Inspired by the knowledge she gained in Damascus, Sayeed will write about the community she is studying. She expects to publish her research over the next year or two, initially as articles dealing with the manuscripts she is reading, with a long-term goal of publishing a book on the subject.
Sayeed also sees many opportunities for integrating her Fulbright Fellowship experience into her teaching. For example, as she teaches students about feminism among Muslim women, she will include discussions about the women’s leadership and enthusiastic participation in religious learning that she witnessed in Syria.
“In a different vein, seeing the many rich layers of Christian history in Syria compelled me to rethink how I present Christianity in my Introduction to World Religions class.

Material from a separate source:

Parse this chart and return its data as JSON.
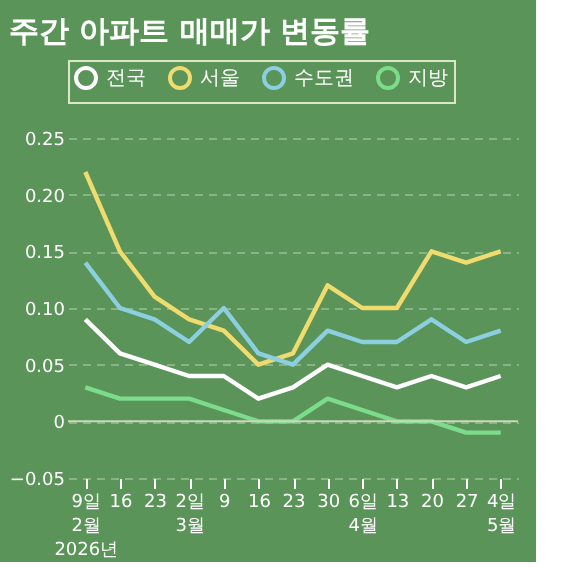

Given the fact that Syria is now a majority Muslim country, it is easy to overlook how much of formative Christian history happened in that area,” she says.
While she was in Syria, one of her former students, Al-Amin Kheraj ’08, visited her. “We went for a walk together in the Christian area of old Damascus, and he was amazed when I took him to the Chapel of St. Ananias, where St. Paul is said to have taken refuge and been baptized after his conversion to Christianity. In my own classes at Lafayette, I would love to have my students feel that same sense of wonder and discovery about the rich historical legacies in Syria,” she says.